How Machine Learning and AI are Boosting Marketing Efficiency and Slashing Waste

machine learning

In the not-so-good old days, connecting with in-market car shoppers was a guessing game, at best. Dealers selected the media channels they thought might have the best chances of attracting serious buyers, often relying on no more than past experience, instinct, and maybe a few long-standing relationships with media reps.

That antiquated process was a lot like searching for a needle in a haystack. And dealers frequently came up empty-handed, except for a hand full of hay, while wasting plenty of money along the way.

Today, artificial intelligence and machine learning have changed the game. At the risk of torturing the metaphor, a dealer can now skip the haystack (in this case, a big, generic audience) and go straight to the needles (in-market shoppers looking for specific VINs).  

Today’s machine learning platforms can create those lucrative, all-needle audiences quickly and efficiently, precisely targeting active shoppers with hyper-relevant messaging. Which means dealers can set aside the uncertainty, eliminate the wasted ad spend, and connect directly with shoppers they know are looking for a specific VIN they have in their inventory, right now.

First, some definitions:

While the terms are often used interchangeably today, there is a difference.

Artificial intelligence (AI) is the ability of a machine or system to perform tasks that typically require human intelligence, such as reasoning, generalizing, and making decisions. (Fun fact: while the term has certainly become part of the vernacular in recent years, it was actually coined by a group of computer scientists at Dartmouth in 1956.)

Machine learning, which grew out of AI, uses algorithms to parse and analyze data, finds patterns in the results, and utilizes those patterns to inform decisions and take action. In contrast with AI, machine learning doesn’t require programming (by humans) before it can act.

The rise of the machines.

AI and machine learning are occupying an increasingly important space in the toolkits of marketers everywhere. According to the “State of Marketing” report issued by Salesforce Research, 51% of marketing leaders are already using AI. Of those, 57% say it’s absolutely or very essential in helping their company create 1-to-1 marketing across all customer touchpoints.

Putting patterns to work.

A machine learning marketing platform is on a constant quest to identify patterns in an online shopper’s behavior. It finds those patterns by gathering and analyzing data from multiple sources, such as search behavior. From the resulting analysis, the platform can discern what type of experience and result the consumer is expecting.

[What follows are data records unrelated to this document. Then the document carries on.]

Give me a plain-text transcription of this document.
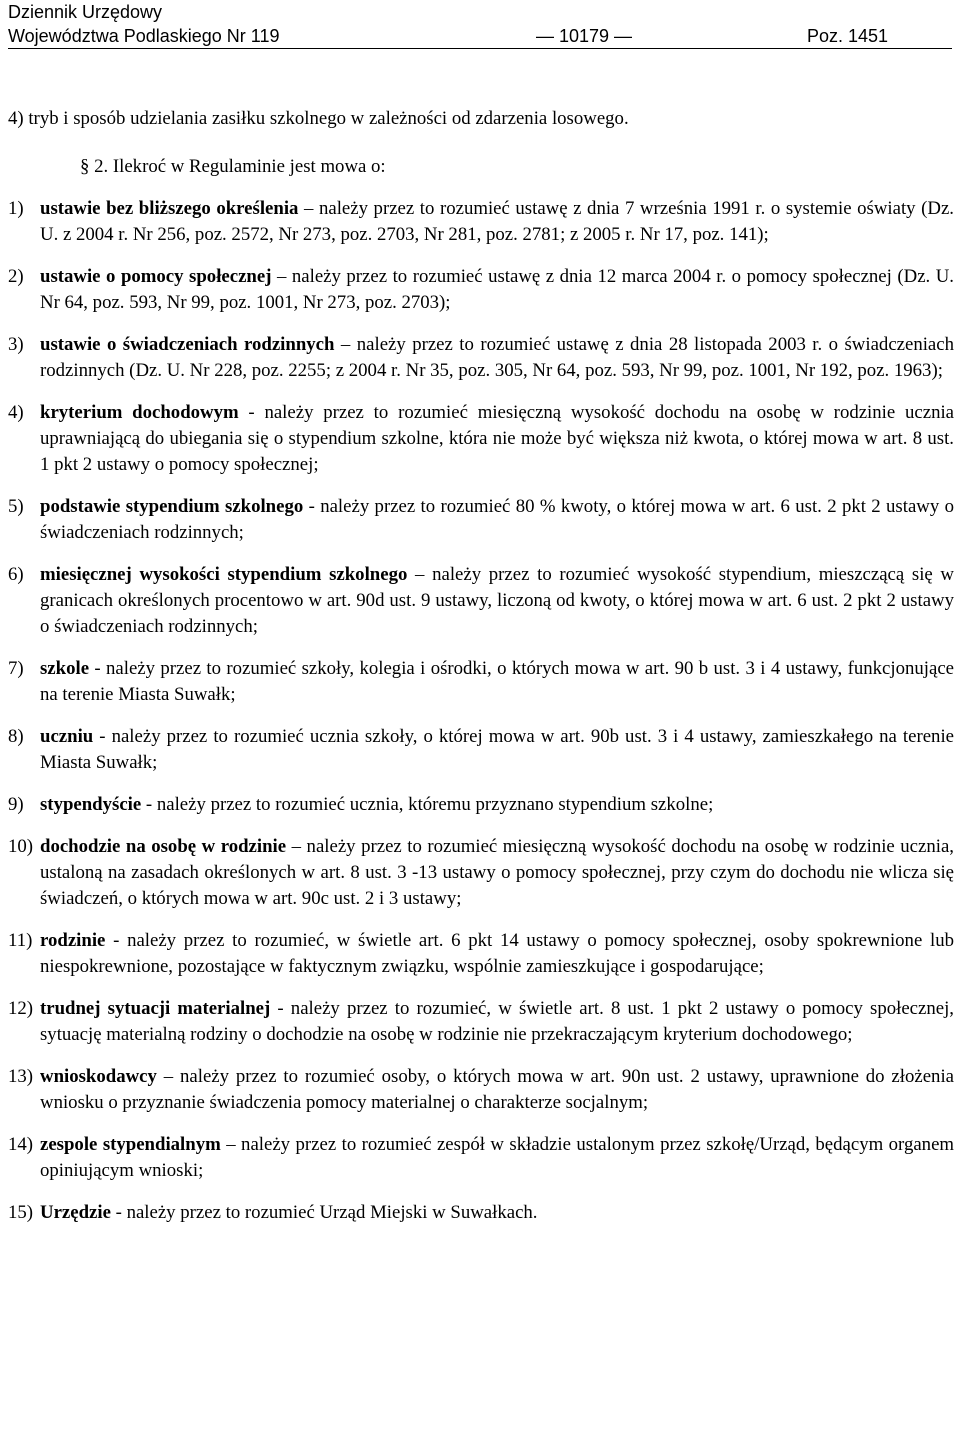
Dziennik Urzędowy
Województwa Podlaskiego Nr 119	— 10179 —	Poz. 1451
4) tryb i sposób udzielania zasiłku szkolnego w zależności od zdarzenia losowego.
§ 2. Ilekroć w Regulaminie jest mowa o:
1) ustawie bez bliższego określenia – należy przez to rozumieć ustawę z dnia 7 września 1991 r. o systemie oświaty (Dz. U. z 2004 r. Nr 256, poz. 2572, Nr 273, poz. 2703, Nr 281, poz. 2781; z 2005 r. Nr 17, poz. 141);
2) ustawie o pomocy społecznej – należy przez to rozumieć ustawę z dnia 12 marca 2004 r. o pomocy społecznej (Dz. U. Nr 64, poz. 593, Nr 99, poz. 1001, Nr 273, poz. 2703);
3) ustawie o świadczeniach rodzinnych – należy przez to rozumieć ustawę z dnia 28 listopada 2003 r. o świadczeniach rodzinnych (Dz. U. Nr 228, poz. 2255; z 2004 r. Nr 35, poz. 305, Nr 64, poz. 593, Nr 99, poz. 1001, Nr 192, poz. 1963);
4) kryterium dochodowym - należy przez to rozumieć miesięczną wysokość dochodu na osobę w rodzinie ucznia uprawniającą do ubiegania się o stypendium szkolne, która nie może być większa niż kwota, o której mowa w art. 8 ust. 1 pkt 2 ustawy o pomocy społecznej;
5) podstawie stypendium szkolnego - należy przez to rozumieć 80 % kwoty, o której mowa w art. 6 ust. 2 pkt 2 ustawy o świadczeniach rodzinnych;
6) miesięcznej wysokości stypendium szkolnego – należy przez to rozumieć wysokość stypendium, mieszczącą się w granicach określonych procentowo w art. 90d ust. 9 ustawy, liczoną od kwoty, o której mowa w art. 6 ust. 2 pkt 2 ustawy o świadczeniach rodzinnych;
7) szkole - należy przez to rozumieć szkoły, kolegia i ośrodki, o których mowa w art. 90 b ust. 3 i 4 ustawy, funkcjonujące na terenie Miasta Suwałk;
8) uczniu - należy przez to rozumieć ucznia szkoły, o której mowa w art. 90b ust. 3 i 4 ustawy, zamieszkałego na terenie Miasta Suwałk;
9) stypendyście - należy przez to rozumieć ucznia, któremu przyznano stypendium szkolne;
10) dochodzie na osobę w rodzinie – należy przez to rozumieć miesięczną wysokość dochodu na osobę w rodzinie ucznia, ustaloną na zasadach określonych w art. 8 ust. 3 -13 ustawy o pomocy społecznej, przy czym do dochodu nie wlicza się świadczeń, o których mowa w art. 90c ust. 2 i 3 ustawy;
11) rodzinie - należy przez to rozumieć, w świetle art. 6 pkt 14 ustawy o pomocy społecznej, osoby spokrewnione lub niespokrewnione, pozostające w faktycznym związku, wspólnie zamieszkujące i gospodarujące;
12) trudnej sytuacji materialnej - należy przez to rozumieć, w świetle art. 8 ust. 1 pkt 2 ustawy o pomocy społecznej, sytuację materialną rodziny o dochodzie na osobę w rodzinie nie przekraczającym kryterium dochodowego;
13) wnioskodawcy – należy przez to rozumieć osoby, o których mowa w art. 90n ust. 2 ustawy, uprawnione do złożenia wniosku o przyznanie świadczenia pomocy materialnej o charakterze socjalnym;
14) zespole stypendialnym – należy przez to rozumieć zespół w składzie ustalonym przez szkołę/Urząd, będącym organem opiniującym wnioski;
15) Urzędzie - należy przez to rozumieć Urząd Miejski w Suwałkach.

Once a machine learning platform has made that determination, it can then provide what it’s “learned” the shopper is looking for, such as detailed information on a specific vehicle. By meeting those needs, dealers are better able to take advantage of micro-moments – the multiple, pivotal points in a shopper’s journey where decisions are made. Winning that sequence of micro-moments completes the connection between the shopper and the dealer.

The new normal.

In the past, seeing this kind of personalized, specific messaging without overtly requesting it might have unsettled many consumers. But Amazon, Netflix, and other businesses thrive (and, some might say, conquer,) by preemptively offering customers more of what they’ve already confirmed they like.

Today, it’s an experience consumers are more than comfortable with. In fact, it’s what they expect.

Targeting, and retargeting, with precision.

Now that algorithms are able to process extensive stores of data to determine which communications will be most effective with a specific shopper at a particular stage in the purchase journey, they’re able to deliver the right message, to the right person, at the right moment, across the purchase journey. Over time, the process becomes “smarter,” continually optimizing to achieve better results, more efficiently.

Machine learning can also help “win back” potential customers who have not yet converted. AI-assisted bidding enables marketers to prioritize self-declared likely buyers with aggressive retargeting efforts, across the web and across devices, with the messages predicted to be most compelling.

Machine learning and AI, made accessible.

Early on, LotLinx understood the power of machine learning and AI to help dealers implement marketing strategies that align directly with their business goals. Our technologies detect low-funnel shoppers who have indicated their interest in a specific car, down to the make, model, year, and even geographic location. The platform can then determine the right time and right place to present that shopper with a VIN-specific ad. From there, the shopper can click through to the vehicle details page, right on the dealer’s website. All that’s left is to guide the sale to completion.

Dealers using LotLinx technologies are proving, on a daily basis, the ability of machine learning and AI to boost engagement, increase ROI, and minimize wasted ad spend.

The freedom to focus.

When dealers choose to put machine learning and AI to work for their marketing strategies, they can then simply specify their inventory turn strategy, and allow technology to take care of the execution. That means they’re better able to focus on managing their inventory and optimizing the sales process. (It also means they can shut the door on that horde of media reps outside their office.)

The future looks bright. And automated.

Once the domain of computer scientists and researchers, the power of machine learning and artificial intelligence is now bringing countless benefits to professionals of all kinds – and that certainly includes automotive marketers. If you haven’t yet explored this powerful tool, now is the time.

Once you’ve experienced the effectiveness and efficiencies these technologies can generate, not to mention the money they can save you, you’ll never look back. (And you certainly won’t miss the haystack.)